SINGAPORE (IFR) - India has proposed a framework for the bankruptcy of financial institutions that will align the country with international standards.

Analysts suggested, however, that the regulation will increase the cost of senior funding for Indian banks if it is implemented according to the draft submitted to the market for comments.

The proposals from a working group of the Reserve Bank of India call for depositors to have preference over senior creditors.

Analysts warned that giving depositors the upper hand over other creditors will have serious implications for bondholders, potentially leading to higher wholesale funding costs for Indian banks.

"Now that India's stand on depositor preference is very clear, we will have to review our support assumptions on debt instruments once the resolution regime comes into force," said Saswata Guha, a director at Fitch Ratings, India.

Nomura analysts expect the spreads on Indian bank senior bonds to move wider as a result of the new legislation. "We may not see immediate widening of Indian bank's senior bonds spreads because of the Modi wave, but the impact will be gradually seen as we near the resolution implementation" said William Mak, Hong Kong-based analyst at Nomura.

Historically, no commercial bank in India has been allowed to become insolvent, though nine commercial banks were amalgamated and three went through compulsory mergers during the past decade.

The resolution regime would create a framework for an orderly wind down of an Indian financial institution.

The draft regulation also brought good news for bondholders, though.

The proposal calls for the expansion of India's existing deposit insurance agency into a Financial Resolution Authority, along the lines of the Federal Deposit Insurance Corp of the United States.

The framework under discussion will put the power to trigger writedown clauses of subordinated bonds in the hands of the new Financial Resolution Authority.

In most jurisdictions in the region, the decision to enact loss-absorption clauses on subordinated debt falls to the central bank, which can impose losses on bondholders as soon as the institution's capital falls below the minimum required.

However, the Financial Resolution Authority is expected to only get involved once the bank is already near insolvency.

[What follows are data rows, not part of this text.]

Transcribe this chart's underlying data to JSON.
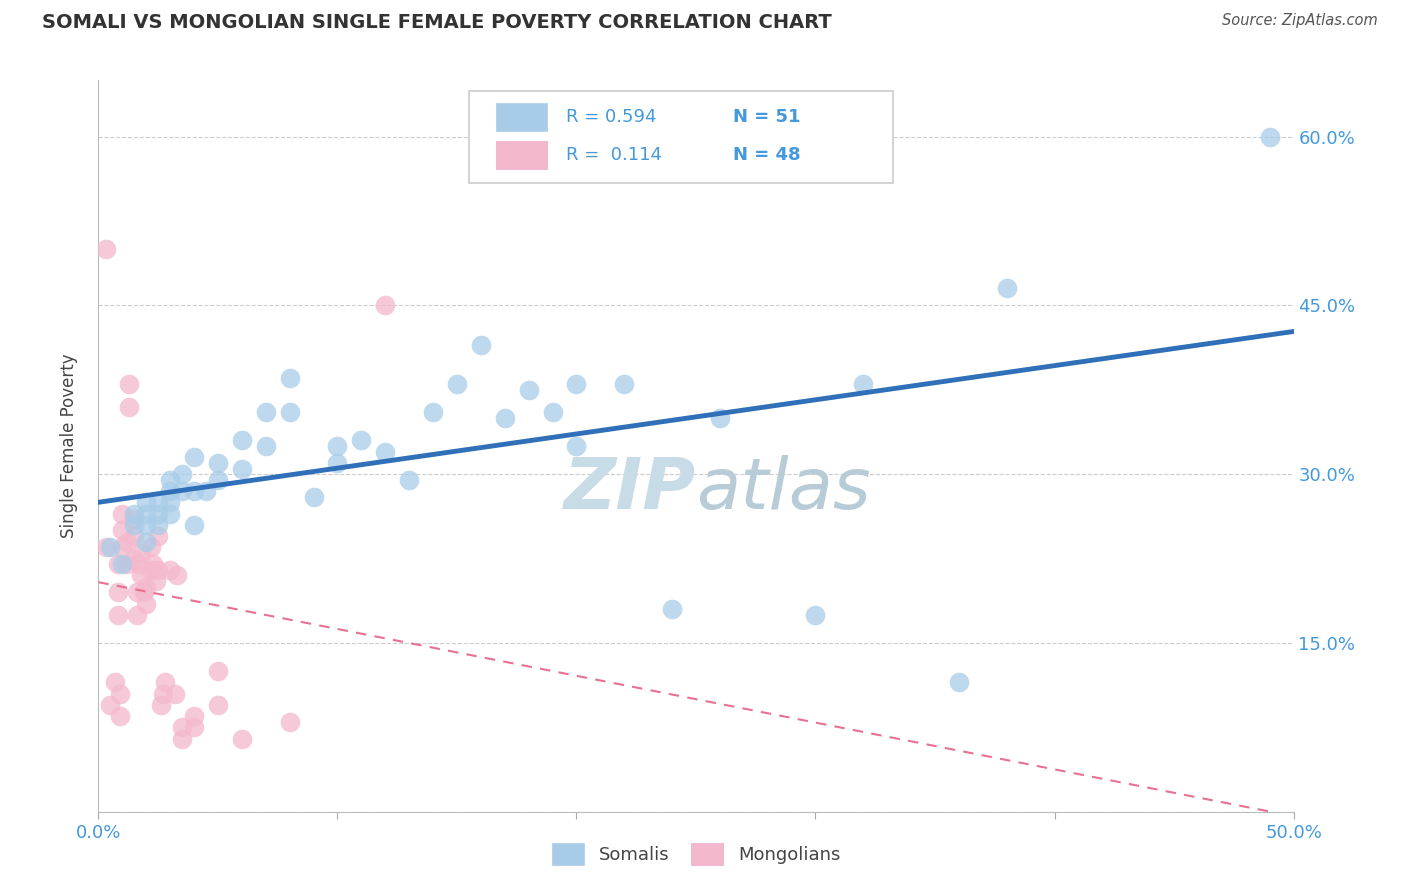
{
  "title": "SOMALI VS MONGOLIAN SINGLE FEMALE POVERTY CORRELATION CHART",
  "source": "Source: ZipAtlas.com",
  "ylabel": "Single Female Poverty",
  "xlim": [
    0.0,
    0.5
  ],
  "ylim": [
    0.0,
    0.65
  ],
  "xtick_positions": [
    0.0,
    0.1,
    0.2,
    0.3,
    0.4,
    0.5
  ],
  "xticklabels": [
    "0.0%",
    "",
    "",
    "",
    "",
    "50.0%"
  ],
  "ytick_positions": [
    0.0,
    0.15,
    0.3,
    0.45,
    0.6
  ],
  "yticklabels_right": [
    "",
    "15.0%",
    "30.0%",
    "45.0%",
    "60.0%"
  ],
  "somali_R": 0.594,
  "somali_N": 51,
  "mongolian_R": 0.114,
  "mongolian_N": 48,
  "somali_color": "#a8cce8",
  "mongolian_color": "#f4b8cc",
  "somali_line_color": "#3070b8",
  "mongolian_line_color": "#e87090",
  "grid_color": "#cccccc",
  "title_color": "#333333",
  "axis_label_color": "#444444",
  "tick_label_color": "#4499dd",
  "legend_text_color": "#333333",
  "legend_R_color": "#4499dd",
  "watermark_color": "#d8e8f0",
  "somali_x": [
    0.005,
    0.01,
    0.015,
    0.015,
    0.02,
    0.02,
    0.02,
    0.02,
    0.025,
    0.025,
    0.025,
    0.03,
    0.03,
    0.03,
    0.03,
    0.035,
    0.035,
    0.04,
    0.04,
    0.04,
    0.045,
    0.05,
    0.05,
    0.06,
    0.06,
    0.07,
    0.07,
    0.08,
    0.08,
    0.09,
    0.1,
    0.1,
    0.11,
    0.12,
    0.13,
    0.14,
    0.15,
    0.16,
    0.17,
    0.18,
    0.19,
    0.2,
    0.2,
    0.22,
    0.24,
    0.26,
    0.3,
    0.32,
    0.36,
    0.38,
    0.49
  ],
  "somali_y": [
    0.235,
    0.22,
    0.265,
    0.255,
    0.255,
    0.265,
    0.275,
    0.24,
    0.265,
    0.275,
    0.255,
    0.275,
    0.285,
    0.295,
    0.265,
    0.3,
    0.285,
    0.315,
    0.285,
    0.255,
    0.285,
    0.31,
    0.295,
    0.33,
    0.305,
    0.325,
    0.355,
    0.355,
    0.385,
    0.28,
    0.325,
    0.31,
    0.33,
    0.32,
    0.295,
    0.355,
    0.38,
    0.415,
    0.35,
    0.375,
    0.355,
    0.38,
    0.325,
    0.38,
    0.18,
    0.35,
    0.175,
    0.38,
    0.115,
    0.465,
    0.6
  ],
  "mongolian_x": [
    0.003,
    0.003,
    0.005,
    0.007,
    0.008,
    0.008,
    0.008,
    0.009,
    0.009,
    0.01,
    0.01,
    0.01,
    0.012,
    0.012,
    0.013,
    0.013,
    0.015,
    0.015,
    0.015,
    0.016,
    0.016,
    0.017,
    0.018,
    0.018,
    0.019,
    0.02,
    0.02,
    0.022,
    0.022,
    0.023,
    0.024,
    0.025,
    0.025,
    0.026,
    0.027,
    0.028,
    0.03,
    0.032,
    0.033,
    0.035,
    0.035,
    0.04,
    0.04,
    0.05,
    0.05,
    0.06,
    0.08,
    0.12
  ],
  "mongolian_y": [
    0.5,
    0.235,
    0.095,
    0.115,
    0.22,
    0.195,
    0.175,
    0.105,
    0.085,
    0.265,
    0.25,
    0.235,
    0.24,
    0.22,
    0.38,
    0.36,
    0.26,
    0.245,
    0.225,
    0.195,
    0.175,
    0.22,
    0.23,
    0.21,
    0.195,
    0.2,
    0.185,
    0.235,
    0.215,
    0.22,
    0.205,
    0.245,
    0.215,
    0.095,
    0.105,
    0.115,
    0.215,
    0.105,
    0.21,
    0.065,
    0.075,
    0.075,
    0.085,
    0.125,
    0.095,
    0.065,
    0.08,
    0.45
  ]
}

This means that by the time loss-absorption clauses are triggered, investors will already be potentially facing total loss on the subordinated debt anyway.

Any boost to appetite for subordinated debt will be welcome in India's local market, where banks have struggled to find investors for Basel III-compliant Additional Tier 1 and Tier 2 bonds. A tiny Rs2.8bn (S$56 million) deal from Yes Bank remains India's only subordinated bond offering that qualifies as additional Tier 1 capital under the new Basel regime.